Bronchoscopy is a minimally invasive procedure that lets your doctor look inside your airways and lungs. It’s usually done with a flexible bronchoscope, a thin, bendable tube with a light and tiny camera at one end. In some cases (such as having a large object stuck in your airway), your provider may need to use a rigid bronchoscope.

Healthcare providers use bronchoscopy to find out what’s causing problems in the lungs, trachea (windpipe) or throat. They can also use the procedure to take tissue samples (biopsy) or insert a stent (a small tube) in the airway to keep it open.

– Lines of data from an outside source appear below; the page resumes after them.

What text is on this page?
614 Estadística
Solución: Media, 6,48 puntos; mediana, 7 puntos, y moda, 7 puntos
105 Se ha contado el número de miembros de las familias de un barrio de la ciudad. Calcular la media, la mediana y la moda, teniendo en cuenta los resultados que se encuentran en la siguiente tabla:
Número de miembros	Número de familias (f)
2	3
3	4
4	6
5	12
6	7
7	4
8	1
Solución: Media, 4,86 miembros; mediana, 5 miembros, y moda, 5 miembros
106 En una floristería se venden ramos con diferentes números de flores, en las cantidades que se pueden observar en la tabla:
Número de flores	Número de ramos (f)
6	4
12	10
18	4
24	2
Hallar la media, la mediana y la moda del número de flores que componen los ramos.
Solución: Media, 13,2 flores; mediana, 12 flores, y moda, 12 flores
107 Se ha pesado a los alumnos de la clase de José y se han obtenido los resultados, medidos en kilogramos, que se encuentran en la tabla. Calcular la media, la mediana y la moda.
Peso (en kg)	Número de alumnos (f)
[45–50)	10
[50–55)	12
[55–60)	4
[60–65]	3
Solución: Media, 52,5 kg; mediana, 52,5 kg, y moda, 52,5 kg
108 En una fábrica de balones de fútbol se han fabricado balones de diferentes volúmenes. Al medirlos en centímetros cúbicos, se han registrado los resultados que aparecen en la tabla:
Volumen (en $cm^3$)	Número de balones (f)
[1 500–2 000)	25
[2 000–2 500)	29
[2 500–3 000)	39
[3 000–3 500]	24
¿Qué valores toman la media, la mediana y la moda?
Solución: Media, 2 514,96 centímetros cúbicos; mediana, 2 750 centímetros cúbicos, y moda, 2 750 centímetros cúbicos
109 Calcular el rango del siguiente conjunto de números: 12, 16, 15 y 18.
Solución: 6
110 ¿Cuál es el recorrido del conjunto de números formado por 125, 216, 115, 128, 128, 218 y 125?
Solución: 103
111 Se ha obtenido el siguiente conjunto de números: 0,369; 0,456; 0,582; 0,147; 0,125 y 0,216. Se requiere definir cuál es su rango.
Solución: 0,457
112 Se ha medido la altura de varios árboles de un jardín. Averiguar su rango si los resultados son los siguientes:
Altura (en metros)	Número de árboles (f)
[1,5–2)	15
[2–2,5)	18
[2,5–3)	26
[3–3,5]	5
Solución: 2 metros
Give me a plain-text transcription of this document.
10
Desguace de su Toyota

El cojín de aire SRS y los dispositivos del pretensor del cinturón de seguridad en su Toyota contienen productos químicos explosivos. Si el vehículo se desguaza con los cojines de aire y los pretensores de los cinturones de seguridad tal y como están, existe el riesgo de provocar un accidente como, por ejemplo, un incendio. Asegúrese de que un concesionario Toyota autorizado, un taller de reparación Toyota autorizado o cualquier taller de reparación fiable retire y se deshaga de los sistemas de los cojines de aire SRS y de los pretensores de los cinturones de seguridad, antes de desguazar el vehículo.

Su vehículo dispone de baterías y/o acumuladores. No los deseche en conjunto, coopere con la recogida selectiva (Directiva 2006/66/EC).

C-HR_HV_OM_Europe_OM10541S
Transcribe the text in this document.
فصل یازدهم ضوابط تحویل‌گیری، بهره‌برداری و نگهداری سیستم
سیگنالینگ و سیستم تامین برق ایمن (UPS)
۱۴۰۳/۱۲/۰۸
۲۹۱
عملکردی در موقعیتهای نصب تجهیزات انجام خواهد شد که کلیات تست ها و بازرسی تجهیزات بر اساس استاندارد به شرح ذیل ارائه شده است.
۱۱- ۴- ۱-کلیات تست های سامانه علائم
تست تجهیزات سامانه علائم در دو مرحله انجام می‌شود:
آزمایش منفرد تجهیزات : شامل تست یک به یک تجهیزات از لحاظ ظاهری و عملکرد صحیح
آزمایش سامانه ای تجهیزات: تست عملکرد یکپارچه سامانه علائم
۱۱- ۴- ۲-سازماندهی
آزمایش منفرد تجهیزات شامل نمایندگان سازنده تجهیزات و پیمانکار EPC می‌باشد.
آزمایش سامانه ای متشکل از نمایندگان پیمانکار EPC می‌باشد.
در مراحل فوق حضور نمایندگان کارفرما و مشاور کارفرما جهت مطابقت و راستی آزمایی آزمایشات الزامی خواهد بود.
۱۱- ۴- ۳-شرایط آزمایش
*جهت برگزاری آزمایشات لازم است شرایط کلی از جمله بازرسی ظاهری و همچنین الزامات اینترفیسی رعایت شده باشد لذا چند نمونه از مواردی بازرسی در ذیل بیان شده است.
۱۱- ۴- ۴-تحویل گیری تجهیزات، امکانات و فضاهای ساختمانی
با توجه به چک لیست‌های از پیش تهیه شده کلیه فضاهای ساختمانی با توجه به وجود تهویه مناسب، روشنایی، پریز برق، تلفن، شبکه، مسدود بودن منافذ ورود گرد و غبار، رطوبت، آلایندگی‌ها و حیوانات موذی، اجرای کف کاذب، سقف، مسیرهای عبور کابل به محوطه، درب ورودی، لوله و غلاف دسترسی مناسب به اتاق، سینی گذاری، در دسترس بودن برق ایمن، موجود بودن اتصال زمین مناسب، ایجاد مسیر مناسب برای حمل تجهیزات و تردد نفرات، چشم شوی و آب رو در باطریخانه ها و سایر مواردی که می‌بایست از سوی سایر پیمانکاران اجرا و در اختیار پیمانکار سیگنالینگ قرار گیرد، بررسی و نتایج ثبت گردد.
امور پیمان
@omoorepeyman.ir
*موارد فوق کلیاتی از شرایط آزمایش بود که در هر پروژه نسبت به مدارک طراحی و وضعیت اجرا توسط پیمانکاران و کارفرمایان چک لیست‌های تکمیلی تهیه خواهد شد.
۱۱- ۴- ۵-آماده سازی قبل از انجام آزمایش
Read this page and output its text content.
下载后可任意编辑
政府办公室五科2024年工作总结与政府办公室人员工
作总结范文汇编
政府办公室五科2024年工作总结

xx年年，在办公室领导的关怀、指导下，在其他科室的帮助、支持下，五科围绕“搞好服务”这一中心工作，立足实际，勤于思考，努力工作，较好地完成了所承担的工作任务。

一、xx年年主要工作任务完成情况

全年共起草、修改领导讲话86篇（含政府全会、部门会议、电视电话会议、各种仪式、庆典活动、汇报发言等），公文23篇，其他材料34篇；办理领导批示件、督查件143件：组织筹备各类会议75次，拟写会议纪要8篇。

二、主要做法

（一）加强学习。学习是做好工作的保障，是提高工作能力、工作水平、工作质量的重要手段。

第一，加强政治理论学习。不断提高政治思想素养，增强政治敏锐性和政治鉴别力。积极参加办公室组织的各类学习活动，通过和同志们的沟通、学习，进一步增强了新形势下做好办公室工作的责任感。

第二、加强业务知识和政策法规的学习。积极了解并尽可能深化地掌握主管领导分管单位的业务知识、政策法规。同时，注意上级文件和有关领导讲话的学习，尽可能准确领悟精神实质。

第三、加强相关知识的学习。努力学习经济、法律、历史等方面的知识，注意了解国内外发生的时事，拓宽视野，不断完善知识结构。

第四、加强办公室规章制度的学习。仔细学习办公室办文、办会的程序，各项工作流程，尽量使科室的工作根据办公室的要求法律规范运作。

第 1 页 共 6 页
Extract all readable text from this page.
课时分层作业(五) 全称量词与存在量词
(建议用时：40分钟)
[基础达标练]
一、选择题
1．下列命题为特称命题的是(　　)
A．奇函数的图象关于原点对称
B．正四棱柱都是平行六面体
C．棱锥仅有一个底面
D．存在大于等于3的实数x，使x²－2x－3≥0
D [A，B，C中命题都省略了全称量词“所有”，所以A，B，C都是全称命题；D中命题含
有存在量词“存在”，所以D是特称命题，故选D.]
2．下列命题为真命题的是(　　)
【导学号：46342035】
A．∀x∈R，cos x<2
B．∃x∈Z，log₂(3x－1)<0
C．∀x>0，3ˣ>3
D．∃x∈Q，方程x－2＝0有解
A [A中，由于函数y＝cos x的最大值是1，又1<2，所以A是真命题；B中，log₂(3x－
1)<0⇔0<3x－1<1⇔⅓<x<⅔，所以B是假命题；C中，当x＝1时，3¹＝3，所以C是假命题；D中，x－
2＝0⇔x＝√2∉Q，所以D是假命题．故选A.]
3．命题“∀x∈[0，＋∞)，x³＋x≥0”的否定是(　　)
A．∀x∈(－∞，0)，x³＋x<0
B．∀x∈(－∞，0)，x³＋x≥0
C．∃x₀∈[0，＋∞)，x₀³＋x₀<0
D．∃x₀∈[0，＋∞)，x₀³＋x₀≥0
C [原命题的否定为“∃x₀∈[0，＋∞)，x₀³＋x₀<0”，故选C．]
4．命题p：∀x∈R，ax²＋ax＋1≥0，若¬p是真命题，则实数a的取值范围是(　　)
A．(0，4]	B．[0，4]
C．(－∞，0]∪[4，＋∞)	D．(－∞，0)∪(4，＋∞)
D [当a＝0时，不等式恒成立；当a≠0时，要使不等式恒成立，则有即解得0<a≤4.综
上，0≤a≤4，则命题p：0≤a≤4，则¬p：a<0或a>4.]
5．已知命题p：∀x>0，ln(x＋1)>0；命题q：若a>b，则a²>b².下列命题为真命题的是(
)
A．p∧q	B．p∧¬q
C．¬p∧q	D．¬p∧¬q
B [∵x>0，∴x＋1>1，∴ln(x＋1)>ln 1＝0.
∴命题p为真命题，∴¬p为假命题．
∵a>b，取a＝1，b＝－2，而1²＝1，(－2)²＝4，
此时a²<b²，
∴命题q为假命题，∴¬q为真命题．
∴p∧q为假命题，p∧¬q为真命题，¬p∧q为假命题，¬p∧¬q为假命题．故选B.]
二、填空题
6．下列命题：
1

When is bronchoscopy needed?

A healthcare provider may recommend bronchoscopy for many different reasons. Some of the most common are:

  • Diagnosing lung disease or other causes of shortness of breath.
  • Following up after an X-ray or CT scan showed possible signs of a tumor (cancer) or lung damage.
  • Assessing and treating blockages in your airways.
  • Evaluating lymph nodes (part of your immune system) near your lungs.
  • Taking samples of mucus or tissue.

Test Details

How do I prepare for bronchoscopy?

Your healthcare providers will give you specific instructions about how to prepare.

You’ll need to fast (not eat or drink) for a certain period of time before the procedure. You may also have to stop taking certain medications that can thin your blood, like warfarin.

You will have a sedative or anesthesia before the procedure. You should plan on having someone available to drive you home afterward.

What happens during a bronchoscopy?

The entire bronchoscopy procedure typically takes from 30 minutes to a couple of hours. It’s usually performed in a hospital as an outpatient procedure. During a bronchoscopy:

  1. You lie on a bed or table with your head propped up.

  2. Your provider inserts an IV into your arm to deliver a sedative to help you relax. Some people may prefer to be asleep for the procedure. Rigid bronchoscopy and certain types of flexible bronchoscopy usually requires general anesthesia (being asleep). You and your provider can decide if general anesthesia is right for you.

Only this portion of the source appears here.